It’s more or less a fitness universal: high-risk, low-risk, intense or mindful, you don’t really want your children around. All exercise is solipsistic and kids drive a coach and horses through enjoyable self-regard. On the other hand, Kobox is running boxing for children through summer, and my stepdaughter, C, is a natural. Not a natural pugilist, and her death stare is like being given a dirty look by a really cute cat, but a natural mover, naturally determined, highly appreciative of costume and cinematic situations, with a strong inclination towards anything girls in sitcoms don’t do. That’s how I ended up in a ring with a 10-year-old and Ollie Lee, who is so serious about boxing’s benefits that he’s teaching his own daughter to do it, and she’s only four. “It’s great for discipline, self-esteem…” he says. These are the advertised benefits to children of most sports, but in this context, raise the droll prospect of teaching a child to get really good at disciplining other people.

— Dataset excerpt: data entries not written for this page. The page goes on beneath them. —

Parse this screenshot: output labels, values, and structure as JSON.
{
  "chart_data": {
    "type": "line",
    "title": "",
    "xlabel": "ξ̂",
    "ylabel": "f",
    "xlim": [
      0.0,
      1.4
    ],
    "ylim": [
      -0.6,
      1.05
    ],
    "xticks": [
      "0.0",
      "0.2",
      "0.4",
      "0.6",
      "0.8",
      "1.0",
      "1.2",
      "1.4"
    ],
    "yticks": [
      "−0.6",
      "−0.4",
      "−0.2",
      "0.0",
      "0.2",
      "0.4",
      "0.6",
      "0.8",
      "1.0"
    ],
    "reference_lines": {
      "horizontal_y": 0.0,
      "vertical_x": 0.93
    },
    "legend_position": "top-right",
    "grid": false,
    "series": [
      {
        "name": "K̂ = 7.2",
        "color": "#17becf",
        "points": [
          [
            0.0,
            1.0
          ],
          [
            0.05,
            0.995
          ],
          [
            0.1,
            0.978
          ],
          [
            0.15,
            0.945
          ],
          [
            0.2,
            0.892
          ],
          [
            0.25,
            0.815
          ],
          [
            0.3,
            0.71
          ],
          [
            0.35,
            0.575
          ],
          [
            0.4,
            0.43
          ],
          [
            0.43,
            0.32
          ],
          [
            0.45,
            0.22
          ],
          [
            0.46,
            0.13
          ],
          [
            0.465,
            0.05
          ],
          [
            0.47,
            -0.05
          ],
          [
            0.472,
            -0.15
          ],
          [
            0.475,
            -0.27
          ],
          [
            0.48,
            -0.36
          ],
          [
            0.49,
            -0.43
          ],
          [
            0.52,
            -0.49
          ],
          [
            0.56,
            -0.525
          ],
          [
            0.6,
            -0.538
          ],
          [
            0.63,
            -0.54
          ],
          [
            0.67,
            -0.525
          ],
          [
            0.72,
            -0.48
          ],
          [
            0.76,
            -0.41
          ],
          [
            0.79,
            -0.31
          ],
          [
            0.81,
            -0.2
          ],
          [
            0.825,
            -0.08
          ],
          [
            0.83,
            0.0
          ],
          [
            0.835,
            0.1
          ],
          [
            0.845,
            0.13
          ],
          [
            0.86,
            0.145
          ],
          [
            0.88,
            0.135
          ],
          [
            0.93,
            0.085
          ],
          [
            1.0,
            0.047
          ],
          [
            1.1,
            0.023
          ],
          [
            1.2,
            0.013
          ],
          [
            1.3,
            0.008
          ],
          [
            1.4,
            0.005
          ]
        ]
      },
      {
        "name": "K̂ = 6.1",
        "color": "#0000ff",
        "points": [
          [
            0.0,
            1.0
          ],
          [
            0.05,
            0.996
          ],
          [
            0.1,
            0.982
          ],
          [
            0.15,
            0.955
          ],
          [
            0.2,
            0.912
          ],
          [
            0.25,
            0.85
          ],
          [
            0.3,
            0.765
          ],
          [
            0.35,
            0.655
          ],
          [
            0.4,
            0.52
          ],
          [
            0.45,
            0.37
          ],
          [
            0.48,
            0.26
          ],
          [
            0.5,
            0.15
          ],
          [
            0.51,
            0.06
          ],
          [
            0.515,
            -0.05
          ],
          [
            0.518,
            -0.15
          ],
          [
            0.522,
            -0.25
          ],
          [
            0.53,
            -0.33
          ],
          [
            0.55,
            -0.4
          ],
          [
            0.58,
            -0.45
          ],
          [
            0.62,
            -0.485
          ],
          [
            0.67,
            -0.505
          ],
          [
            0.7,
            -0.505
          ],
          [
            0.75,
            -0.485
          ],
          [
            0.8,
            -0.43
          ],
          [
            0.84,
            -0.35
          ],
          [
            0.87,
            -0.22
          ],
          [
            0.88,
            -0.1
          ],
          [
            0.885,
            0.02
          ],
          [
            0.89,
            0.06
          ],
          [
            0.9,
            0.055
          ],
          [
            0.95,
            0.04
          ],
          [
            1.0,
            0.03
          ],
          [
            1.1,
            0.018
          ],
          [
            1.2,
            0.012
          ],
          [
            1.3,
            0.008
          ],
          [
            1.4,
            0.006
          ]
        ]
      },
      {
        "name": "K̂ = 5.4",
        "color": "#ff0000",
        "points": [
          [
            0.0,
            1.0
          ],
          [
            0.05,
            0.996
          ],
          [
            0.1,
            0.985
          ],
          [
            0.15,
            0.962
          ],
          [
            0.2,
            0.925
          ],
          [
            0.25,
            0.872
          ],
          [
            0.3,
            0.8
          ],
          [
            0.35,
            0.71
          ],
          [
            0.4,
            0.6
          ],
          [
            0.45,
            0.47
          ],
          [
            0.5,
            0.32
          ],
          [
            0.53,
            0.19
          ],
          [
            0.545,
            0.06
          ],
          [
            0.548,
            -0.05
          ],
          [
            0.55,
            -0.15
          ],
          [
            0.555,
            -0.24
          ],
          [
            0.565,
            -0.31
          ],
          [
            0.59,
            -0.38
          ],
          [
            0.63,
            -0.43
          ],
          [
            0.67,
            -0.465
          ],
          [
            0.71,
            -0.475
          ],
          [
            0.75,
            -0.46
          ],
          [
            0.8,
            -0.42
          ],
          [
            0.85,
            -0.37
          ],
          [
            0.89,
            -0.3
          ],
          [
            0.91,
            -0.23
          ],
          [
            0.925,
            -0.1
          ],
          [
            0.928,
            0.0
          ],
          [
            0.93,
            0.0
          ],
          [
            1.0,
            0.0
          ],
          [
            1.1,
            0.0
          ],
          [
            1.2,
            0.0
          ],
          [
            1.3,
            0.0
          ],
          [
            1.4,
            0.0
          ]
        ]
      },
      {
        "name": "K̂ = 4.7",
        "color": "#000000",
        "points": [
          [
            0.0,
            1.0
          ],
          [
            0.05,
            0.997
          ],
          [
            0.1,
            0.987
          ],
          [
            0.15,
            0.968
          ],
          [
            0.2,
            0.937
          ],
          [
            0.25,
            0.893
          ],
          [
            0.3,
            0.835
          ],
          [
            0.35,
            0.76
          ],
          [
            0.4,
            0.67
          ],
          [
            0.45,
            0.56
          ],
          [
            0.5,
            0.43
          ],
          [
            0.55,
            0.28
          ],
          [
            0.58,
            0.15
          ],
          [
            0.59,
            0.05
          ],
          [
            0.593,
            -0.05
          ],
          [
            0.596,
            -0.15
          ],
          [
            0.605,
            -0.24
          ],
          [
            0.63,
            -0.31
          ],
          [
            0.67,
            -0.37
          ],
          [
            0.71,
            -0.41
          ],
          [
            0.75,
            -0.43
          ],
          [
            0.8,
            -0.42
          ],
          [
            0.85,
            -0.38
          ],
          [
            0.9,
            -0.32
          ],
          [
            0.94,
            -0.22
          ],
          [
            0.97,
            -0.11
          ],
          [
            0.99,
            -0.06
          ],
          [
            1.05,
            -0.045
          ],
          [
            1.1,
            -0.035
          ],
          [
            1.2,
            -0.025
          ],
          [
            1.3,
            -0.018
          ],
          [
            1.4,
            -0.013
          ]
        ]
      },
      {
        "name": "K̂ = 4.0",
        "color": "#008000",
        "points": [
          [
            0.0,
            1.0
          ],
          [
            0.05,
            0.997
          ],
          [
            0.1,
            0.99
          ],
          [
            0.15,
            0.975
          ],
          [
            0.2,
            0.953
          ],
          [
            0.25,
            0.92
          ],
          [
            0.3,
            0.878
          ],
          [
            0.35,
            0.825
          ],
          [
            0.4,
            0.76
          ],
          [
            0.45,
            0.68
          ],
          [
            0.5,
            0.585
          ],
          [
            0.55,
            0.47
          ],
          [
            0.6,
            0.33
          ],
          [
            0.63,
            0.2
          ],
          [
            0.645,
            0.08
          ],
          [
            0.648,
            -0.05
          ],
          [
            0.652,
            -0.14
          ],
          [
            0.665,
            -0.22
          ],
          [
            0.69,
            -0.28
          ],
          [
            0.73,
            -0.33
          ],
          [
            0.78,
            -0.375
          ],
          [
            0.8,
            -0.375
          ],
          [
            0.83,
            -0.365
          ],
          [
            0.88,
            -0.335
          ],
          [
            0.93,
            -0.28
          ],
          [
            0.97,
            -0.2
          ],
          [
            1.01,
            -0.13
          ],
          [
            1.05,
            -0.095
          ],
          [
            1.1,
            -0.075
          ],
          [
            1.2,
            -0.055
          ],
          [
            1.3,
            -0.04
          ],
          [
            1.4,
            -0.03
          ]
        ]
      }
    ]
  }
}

There’s a lot of Rocky fandango, as you’d expect: rolling bandages round your wrists in a precise way, getting your gloves on. It’s quite theatrical and dress-up, which you don’t realise until you see a child do it. Even in your nursery moments, learning the basics of punching, shielding and ducking, you look infinitely more convincing. The jab – a straight punch with your lead hand – is number one (we’ve been through this before, I know, but it’ll help when I start yelling “One! Three! Six! Five!” At you). The cross – straight punch with your rear hand – number two; the hooks, circular sideways punches with lead and rear hands – are three and four; the uppercuts, vertical punches from below, five and six. That takes about four minutes to learn, then who knows how many years to remember.

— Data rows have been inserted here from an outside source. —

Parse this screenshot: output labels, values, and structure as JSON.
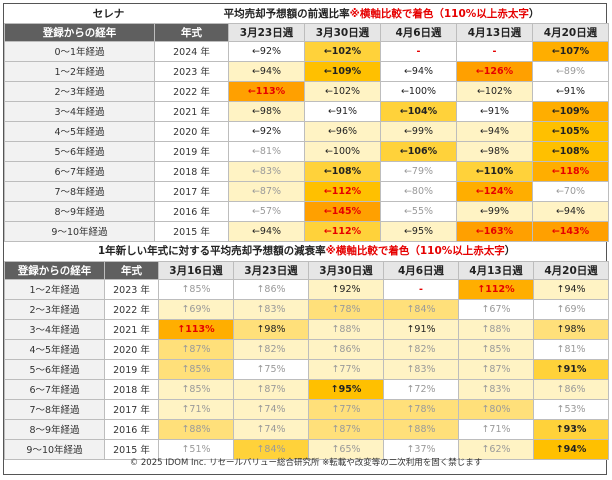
{
  "table1": {
    "corner": "セレナ",
    "title_main": "平均売却予想額の前週比率",
    "title_note": "※横軸比較で着色（110%以上",
    "title_note_red": "赤太字",
    "title_note_end": "）",
    "col_label": "登録からの経年",
    "col_year": "年式",
    "weeks": [
      "3月23日週",
      "3月30日週",
      "4月6日週",
      "4月13日週",
      "4月20日週"
    ],
    "rows": [
      {
        "label": "0～1年経過",
        "year": "2024 年",
        "cells": [
          {
            "t": "←92%",
            "c": "none",
            "g": false
          },
          {
            "t": "←102%",
            "c": "l3"
          },
          {
            "t": "-",
            "c": "none",
            "red": true
          },
          {
            "t": "-",
            "c": "none",
            "red": true
          },
          {
            "t": "←107%",
            "c": "l5"
          }
        ]
      },
      {
        "label": "1～2年経過",
        "year": "2023 年",
        "cells": [
          {
            "t": "←94%",
            "c": "l1"
          },
          {
            "t": "←109%",
            "c": "l4"
          },
          {
            "t": "←94%",
            "c": "none"
          },
          {
            "t": "←126%",
            "c": "l6",
            "red": true
          },
          {
            "t": "←89%",
            "c": "none",
            "g": true
          }
        ]
      },
      {
        "label": "2～3年経過",
        "year": "2022 年",
        "cells": [
          {
            "t": "←113%",
            "c": "l6",
            "red": true
          },
          {
            "t": "←102%",
            "c": "l1"
          },
          {
            "t": "←100%",
            "c": "none"
          },
          {
            "t": "←102%",
            "c": "l1"
          },
          {
            "t": "←91%",
            "c": "none"
          }
        ]
      },
      {
        "label": "3～4年経過",
        "year": "2021 年",
        "cells": [
          {
            "t": "←98%",
            "c": "l1"
          },
          {
            "t": "←91%",
            "c": "none"
          },
          {
            "t": "←104%",
            "c": "l3"
          },
          {
            "t": "←91%",
            "c": "none"
          },
          {
            "t": "←109%",
            "c": "l5"
          }
        ]
      },
      {
        "label": "4～5年経過",
        "year": "2020 年",
        "cells": [
          {
            "t": "←92%",
            "c": "none"
          },
          {
            "t": "←96%",
            "c": "l1"
          },
          {
            "t": "←99%",
            "c": "l1"
          },
          {
            "t": "←94%",
            "c": "l1"
          },
          {
            "t": "←105%",
            "c": "l4"
          }
        ]
      },
      {
        "label": "5～6年経過",
        "year": "2019 年",
        "cells": [
          {
            "t": "←81%",
            "c": "none",
            "g": true
          },
          {
            "t": "←100%",
            "c": "l1"
          },
          {
            "t": "←106%",
            "c": "l3"
          },
          {
            "t": "←98%",
            "c": "l1"
          },
          {
            "t": "←108%",
            "c": "l4"
          }
        ]
      },
      {
        "label": "6～7年経過",
        "year": "2018 年",
        "cells": [
          {
            "t": "←83%",
            "c": "l1",
            "g": true
          },
          {
            "t": "←108%",
            "c": "l3"
          },
          {
            "t": "←79%",
            "c": "none",
            "g": true
          },
          {
            "t": "←110%",
            "c": "l3"
          },
          {
            "t": "←118%",
            "c": "l5",
            "red": true
          }
        ]
      },
      {
        "label": "7～8年経過",
        "year": "2017 年",
        "cells": [
          {
            "t": "←87%",
            "c": "l1",
            "g": true
          },
          {
            "t": "←112%",
            "c": "l4",
            "red": true
          },
          {
            "t": "←80%",
            "c": "none",
            "g": true
          },
          {
            "t": "←124%",
            "c": "l5",
            "red": true
          },
          {
            "t": "←70%",
            "c": "none",
            "g": true
          }
        ]
      },
      {
        "label": "8～9年経過",
        "year": "2016 年",
        "cells": [
          {
            "t": "←57%",
            "c": "none",
            "g": true
          },
          {
            "t": "←145%",
            "c": "l6",
            "red": true
          },
          {
            "t": "←55%",
            "c": "none",
            "g": true
          },
          {
            "t": "←99%",
            "c": "l1"
          },
          {
            "t": "←94%",
            "c": "l1"
          }
        ]
      },
      {
        "label": "9～10年経過",
        "year": "2015 年",
        "cells": [
          {
            "t": "←94%",
            "c": "l1"
          },
          {
            "t": "←112%",
            "c": "l3",
            "red": true
          },
          {
            "t": "←95%",
            "c": "l1"
          },
          {
            "t": "←163%",
            "c": "l6",
            "red": true
          },
          {
            "t": "←143%",
            "c": "l6",
            "red": true
          }
        ]
      }
    ]
  },
  "table2": {
    "title_main": "1年新しい年式に対する平均売却予想額の減衰率",
    "title_note": "※横軸比較で着色（110%以上",
    "title_note_red": "赤太字",
    "title_note_end": "）",
    "col_label": "登録からの経年",
    "col_year": "年式",
    "weeks": [
      "3月16日週",
      "3月23日週",
      "3月30日週",
      "4月6日週",
      "4月13日週",
      "4月20日週"
    ],
    "rows": [
      {
        "label": "1～2年経過",
        "year": "2023 年",
        "cells": [
          {
            "t": "↑85%",
            "c": "none",
            "g": true
          },
          {
            "t": "↑86%",
            "c": "none",
            "g": true
          },
          {
            "t": "↑92%",
            "c": "l1"
          },
          {
            "t": "-",
            "c": "none",
            "red": true
          },
          {
            "t": "↑112%",
            "c": "l5",
            "red": true
          },
          {
            "t": "↑94%",
            "c": "l1"
          }
        ]
      },
      {
        "label": "2～3年経過",
        "year": "2022 年",
        "cells": [
          {
            "t": "↑69%",
            "c": "l1",
            "g": true
          },
          {
            "t": "↑83%",
            "c": "l1",
            "g": true
          },
          {
            "t": "↑78%",
            "c": "l2",
            "g": true
          },
          {
            "t": "↑84%",
            "c": "l2",
            "g": true
          },
          {
            "t": "↑67%",
            "c": "none",
            "g": true
          },
          {
            "t": "↑69%",
            "c": "none",
            "g": true
          }
        ]
      },
      {
        "label": "3～4年経過",
        "year": "2021 年",
        "cells": [
          {
            "t": "↑113%",
            "c": "l5",
            "red": true
          },
          {
            "t": "↑98%",
            "c": "l2"
          },
          {
            "t": "↑88%",
            "c": "l1",
            "g": true
          },
          {
            "t": "↑91%",
            "c": "l1"
          },
          {
            "t": "↑88%",
            "c": "l1",
            "g": true
          },
          {
            "t": "↑98%",
            "c": "l2"
          }
        ]
      },
      {
        "label": "4～5年経過",
        "year": "2020 年",
        "cells": [
          {
            "t": "↑87%",
            "c": "l2",
            "g": true
          },
          {
            "t": "↑82%",
            "c": "l1",
            "g": true
          },
          {
            "t": "↑86%",
            "c": "l1",
            "g": true
          },
          {
            "t": "↑82%",
            "c": "l1",
            "g": true
          },
          {
            "t": "↑85%",
            "c": "l1",
            "g": true
          },
          {
            "t": "↑81%",
            "c": "none",
            "g": true
          }
        ]
      },
      {
        "label": "5～6年経過",
        "year": "2019 年",
        "cells": [
          {
            "t": "↑85%",
            "c": "l2",
            "g": true
          },
          {
            "t": "↑75%",
            "c": "none",
            "g": true
          },
          {
            "t": "↑77%",
            "c": "l1",
            "g": true
          },
          {
            "t": "↑83%",
            "c": "l1",
            "g": true
          },
          {
            "t": "↑87%",
            "c": "l1",
            "g": true
          },
          {
            "t": "↑91%",
            "c": "l3"
          }
        ]
      },
      {
        "label": "6～7年経過",
        "year": "2018 年",
        "cells": [
          {
            "t": "↑85%",
            "c": "l1",
            "g": true
          },
          {
            "t": "↑87%",
            "c": "l1",
            "g": true
          },
          {
            "t": "↑95%",
            "c": "l4"
          },
          {
            "t": "↑72%",
            "c": "none",
            "g": true
          },
          {
            "t": "↑83%",
            "c": "l1",
            "g": true
          },
          {
            "t": "↑86%",
            "c": "l1",
            "g": true
          }
        ]
      },
      {
        "label": "7～8年経過",
        "year": "2017 年",
        "cells": [
          {
            "t": "↑71%",
            "c": "l1",
            "g": true
          },
          {
            "t": "↑74%",
            "c": "l1",
            "g": true
          },
          {
            "t": "↑77%",
            "c": "l2",
            "g": true
          },
          {
            "t": "↑78%",
            "c": "l2",
            "g": true
          },
          {
            "t": "↑80%",
            "c": "l2",
            "g": true
          },
          {
            "t": "↑53%",
            "c": "none",
            "g": true
          }
        ]
      },
      {
        "label": "8～9年経過",
        "year": "2016 年",
        "cells": [
          {
            "t": "↑88%",
            "c": "l2",
            "g": true
          },
          {
            "t": "↑74%",
            "c": "l1",
            "g": true
          },
          {
            "t": "↑87%",
            "c": "l2",
            "g": true
          },
          {
            "t": "↑88%",
            "c": "l2",
            "g": true
          },
          {
            "t": "↑71%",
            "c": "none",
            "g": true
          },
          {
            "t": "↑93%",
            "c": "l3"
          }
        ]
      },
      {
        "label": "9～10年経過",
        "year": "2015 年",
        "cells": [
          {
            "t": "↑51%",
            "c": "none",
            "g": true
          },
          {
            "t": "↑84%",
            "c": "l3",
            "g": true
          },
          {
            "t": "↑65%",
            "c": "l1",
            "g": true
          },
          {
            "t": "↑37%",
            "c": "none",
            "g": true
          },
          {
            "t": "↑62%",
            "c": "l1",
            "g": true
          },
          {
            "t": "↑94%",
            "c": "l4"
          }
        ]
      }
    ]
  },
  "footer": "© 2025 IDOM Inc. リセールバリュー総合研究所 ※転載や改変等の二次利用を固く禁じます",
  "colors": {
    "red": "#e60000",
    "header_dark": "#5f5f5f",
    "accent": "#ffc000"
  }
}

We spent a good while throwing punches into the air to get the numbers and fix the principle of keeping your inactive hand against your face. It’s basically inversely related to your age. C got it in about 60 seconds, and I didn’t. Then we started punching Ollie, which was especially amusing when he put his full body armour on, pretending to fear our ferocity. “Imagine you’re punching your homework”, he said, and C gave me a “Huh, why would anybody punch their homework? That would be so self-defeating” look, before indulgently attacking him like the devil. The best bit about this escapade is watching a child have a fight with an adult, but you’re not really allowed to loaf about; while the other person is punching, you’re meant to be doing stomach crunches. Or, if you prefer, doing Pilates in another bit of the studio.
The point of footwork is to move as fast and far as you can without wearing yourself out, so not high-impact from a cardio perspective. It is engrossing, though counterintuitive – your back foot always catching up with your front rather than overtaking it. You’ll pick it up faster if you haven’t already been walking in the regular way for four decades. C loved it; she wanted to do it every week; she wanted to do it again immediately. If you find enthusiasms hard to resist, but don’t want to end up living with Million Dollar Baby, I suggest you try something else.
What I learned
For the perfect jab, they say close-the-door, turn-the-key; it reminds you to punch forward and finish on that twist that looks so pro.